# Do your cats like snow?



## whiteghost (Apr 24, 2005)

For those of you who take your cats outdoors on a leash, do they like snow or do they prefer to stay inside when it's cold??

Reason I'm asking, I was going through my photos and came across this one. It was the beginning of a blizzard that we had a few years ago. The snow as so high in the drifts that when I rode my horse, my feet dragged in the snow. Boy was that horse MAD that I made him go out in that snow and wind but hey, had to get a gallon of milk from my sister to feed my baby goats. Lol. 

Anywho, here's the photo that made me think of that question. This cat had never seen snow before... HER name is Panther by the way. 

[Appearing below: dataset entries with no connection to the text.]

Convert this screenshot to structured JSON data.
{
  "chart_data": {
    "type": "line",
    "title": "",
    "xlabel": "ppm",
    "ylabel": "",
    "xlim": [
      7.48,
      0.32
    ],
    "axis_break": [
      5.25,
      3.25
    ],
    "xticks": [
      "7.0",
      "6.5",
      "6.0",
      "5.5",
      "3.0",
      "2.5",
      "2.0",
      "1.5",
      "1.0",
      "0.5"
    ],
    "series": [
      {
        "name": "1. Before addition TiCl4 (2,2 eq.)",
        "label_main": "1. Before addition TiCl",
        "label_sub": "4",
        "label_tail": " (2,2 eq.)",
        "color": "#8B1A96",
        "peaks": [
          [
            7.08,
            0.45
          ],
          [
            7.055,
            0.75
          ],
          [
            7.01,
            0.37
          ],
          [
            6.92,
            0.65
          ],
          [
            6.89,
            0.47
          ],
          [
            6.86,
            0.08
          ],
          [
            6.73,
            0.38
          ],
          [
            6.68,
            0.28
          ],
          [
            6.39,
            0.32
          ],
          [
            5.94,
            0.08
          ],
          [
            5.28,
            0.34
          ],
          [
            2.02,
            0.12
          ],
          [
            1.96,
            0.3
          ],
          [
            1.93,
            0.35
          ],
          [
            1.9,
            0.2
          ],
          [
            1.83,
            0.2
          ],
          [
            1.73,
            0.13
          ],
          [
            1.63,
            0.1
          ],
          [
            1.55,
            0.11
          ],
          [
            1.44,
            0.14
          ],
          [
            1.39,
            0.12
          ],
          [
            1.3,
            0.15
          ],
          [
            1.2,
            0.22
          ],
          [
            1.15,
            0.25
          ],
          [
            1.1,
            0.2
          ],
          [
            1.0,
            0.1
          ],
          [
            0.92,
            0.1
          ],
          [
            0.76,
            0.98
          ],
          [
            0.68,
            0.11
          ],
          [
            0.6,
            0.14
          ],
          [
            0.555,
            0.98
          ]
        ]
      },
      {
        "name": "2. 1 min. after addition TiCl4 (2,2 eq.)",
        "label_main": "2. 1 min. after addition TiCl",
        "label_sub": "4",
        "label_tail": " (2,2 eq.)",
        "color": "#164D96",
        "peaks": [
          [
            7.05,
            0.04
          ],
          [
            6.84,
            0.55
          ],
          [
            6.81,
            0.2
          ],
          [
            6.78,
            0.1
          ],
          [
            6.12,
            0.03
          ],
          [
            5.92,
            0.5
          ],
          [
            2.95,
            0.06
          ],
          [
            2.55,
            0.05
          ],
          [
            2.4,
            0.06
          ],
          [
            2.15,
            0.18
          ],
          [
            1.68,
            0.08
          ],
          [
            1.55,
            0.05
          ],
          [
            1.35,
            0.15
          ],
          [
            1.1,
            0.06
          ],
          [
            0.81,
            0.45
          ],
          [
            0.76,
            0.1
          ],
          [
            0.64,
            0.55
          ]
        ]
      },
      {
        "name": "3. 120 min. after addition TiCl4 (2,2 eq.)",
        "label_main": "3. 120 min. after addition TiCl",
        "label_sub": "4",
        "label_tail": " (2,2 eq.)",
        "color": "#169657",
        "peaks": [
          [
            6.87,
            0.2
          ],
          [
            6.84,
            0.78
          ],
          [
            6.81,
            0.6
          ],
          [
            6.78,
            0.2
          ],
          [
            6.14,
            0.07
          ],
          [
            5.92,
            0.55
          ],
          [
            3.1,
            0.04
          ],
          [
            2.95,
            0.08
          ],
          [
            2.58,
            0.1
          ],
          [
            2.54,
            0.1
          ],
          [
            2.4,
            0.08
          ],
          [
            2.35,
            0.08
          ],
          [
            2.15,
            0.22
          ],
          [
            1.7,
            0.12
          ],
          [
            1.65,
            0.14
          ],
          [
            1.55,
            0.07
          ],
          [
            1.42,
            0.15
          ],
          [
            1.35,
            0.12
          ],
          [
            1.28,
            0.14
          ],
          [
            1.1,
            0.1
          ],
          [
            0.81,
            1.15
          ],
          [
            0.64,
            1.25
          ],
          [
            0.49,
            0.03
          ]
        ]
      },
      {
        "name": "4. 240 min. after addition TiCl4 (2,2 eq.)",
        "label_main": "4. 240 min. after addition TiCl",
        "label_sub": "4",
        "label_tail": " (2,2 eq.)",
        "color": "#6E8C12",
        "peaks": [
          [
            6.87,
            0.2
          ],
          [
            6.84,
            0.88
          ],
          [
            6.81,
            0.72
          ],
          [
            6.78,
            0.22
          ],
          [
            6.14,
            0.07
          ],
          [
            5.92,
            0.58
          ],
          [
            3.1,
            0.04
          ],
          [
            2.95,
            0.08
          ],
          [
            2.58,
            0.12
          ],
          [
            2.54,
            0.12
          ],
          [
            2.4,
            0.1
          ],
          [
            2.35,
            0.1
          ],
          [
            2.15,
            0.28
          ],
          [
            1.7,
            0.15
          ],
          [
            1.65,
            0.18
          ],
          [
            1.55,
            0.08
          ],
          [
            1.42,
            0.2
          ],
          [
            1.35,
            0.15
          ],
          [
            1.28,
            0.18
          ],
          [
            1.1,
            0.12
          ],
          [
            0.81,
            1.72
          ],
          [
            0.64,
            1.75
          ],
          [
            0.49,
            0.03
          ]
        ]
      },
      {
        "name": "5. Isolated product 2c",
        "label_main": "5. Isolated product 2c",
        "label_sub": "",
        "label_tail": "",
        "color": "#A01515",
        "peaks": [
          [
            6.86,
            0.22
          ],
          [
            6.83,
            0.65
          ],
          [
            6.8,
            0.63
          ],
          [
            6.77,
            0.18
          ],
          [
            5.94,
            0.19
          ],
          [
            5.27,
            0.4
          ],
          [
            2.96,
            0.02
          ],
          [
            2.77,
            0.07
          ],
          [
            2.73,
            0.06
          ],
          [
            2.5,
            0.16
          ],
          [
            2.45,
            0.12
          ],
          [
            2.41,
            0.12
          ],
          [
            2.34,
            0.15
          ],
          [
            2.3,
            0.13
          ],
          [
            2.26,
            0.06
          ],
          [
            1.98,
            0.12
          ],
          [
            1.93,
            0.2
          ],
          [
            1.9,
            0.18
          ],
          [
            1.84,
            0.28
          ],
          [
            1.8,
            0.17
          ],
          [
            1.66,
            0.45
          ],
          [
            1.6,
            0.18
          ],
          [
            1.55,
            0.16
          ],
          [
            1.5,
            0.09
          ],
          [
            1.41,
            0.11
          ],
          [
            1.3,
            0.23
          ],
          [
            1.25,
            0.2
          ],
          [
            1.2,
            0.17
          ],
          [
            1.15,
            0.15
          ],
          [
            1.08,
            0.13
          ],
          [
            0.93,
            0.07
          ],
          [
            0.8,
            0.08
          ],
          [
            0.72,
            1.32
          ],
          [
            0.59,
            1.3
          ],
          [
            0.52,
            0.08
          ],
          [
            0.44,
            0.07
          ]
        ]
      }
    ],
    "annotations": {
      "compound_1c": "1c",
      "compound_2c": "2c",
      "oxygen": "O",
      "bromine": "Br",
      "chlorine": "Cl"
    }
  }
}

I had the door open taking photos of the snow falling and she stepped one paw out in it and then picked it right back up and she just had to investigate. Since I had the camera I snapped a quick shot and grabbed her.


----------



## Heidi n Q (Nov 22, 2006)

Whenever we've had snow I've offered to let the kitties out a few-at-a-time to explore. Some think it is interesting, others think it is disgusting and look at me as if they expect ME to make it stop. Yeah. I _wish_ I had that power!


----------



## gunterkat (Aug 19, 2006)

Arianwen likes to look at the snow. She says it's pretty, but doesn't like to be out in it.
She doesn't like to stay out for very long when it's cold. I think she wants to keep her little hands and feet warm.  
rcat


----------



## pg0314 (Jul 24, 2005)

I took mine out a couple times to check out the snow. She was a little unsure at first but then didn't seem to mind it. I don't think she'd like to be out when it was actually snowing, though. It would probably freak her out.


----------



## DesnBaby (Apr 18, 2004)

Great picture, I like the black on white. 8)


----------



## RachandNito (Nov 21, 2008)

Elfie used to run and leap and chase snowflakes as they fell from the sky when he was younger. Now I think snow has just become a hindrance for him when he goes on his daily patrols of the yard. 

Magneto is afraid of it if it's too deep, and doesn't really like being out in the cold at all.


----------



## Monastelar (Feb 24, 2009)

well Canela looks the snow and smell it but nothing more. Jaspe, hates the snow he prefers the sun and good weather.
i don´t know but my cats are so different... and when is snowing here canela or jaspe are interesting in the snow!! :?


----------



## whiteghost (Apr 24, 2005)

Thankyou for the comments on my photo. I had it as desktop background for the longest time. Lol.


----------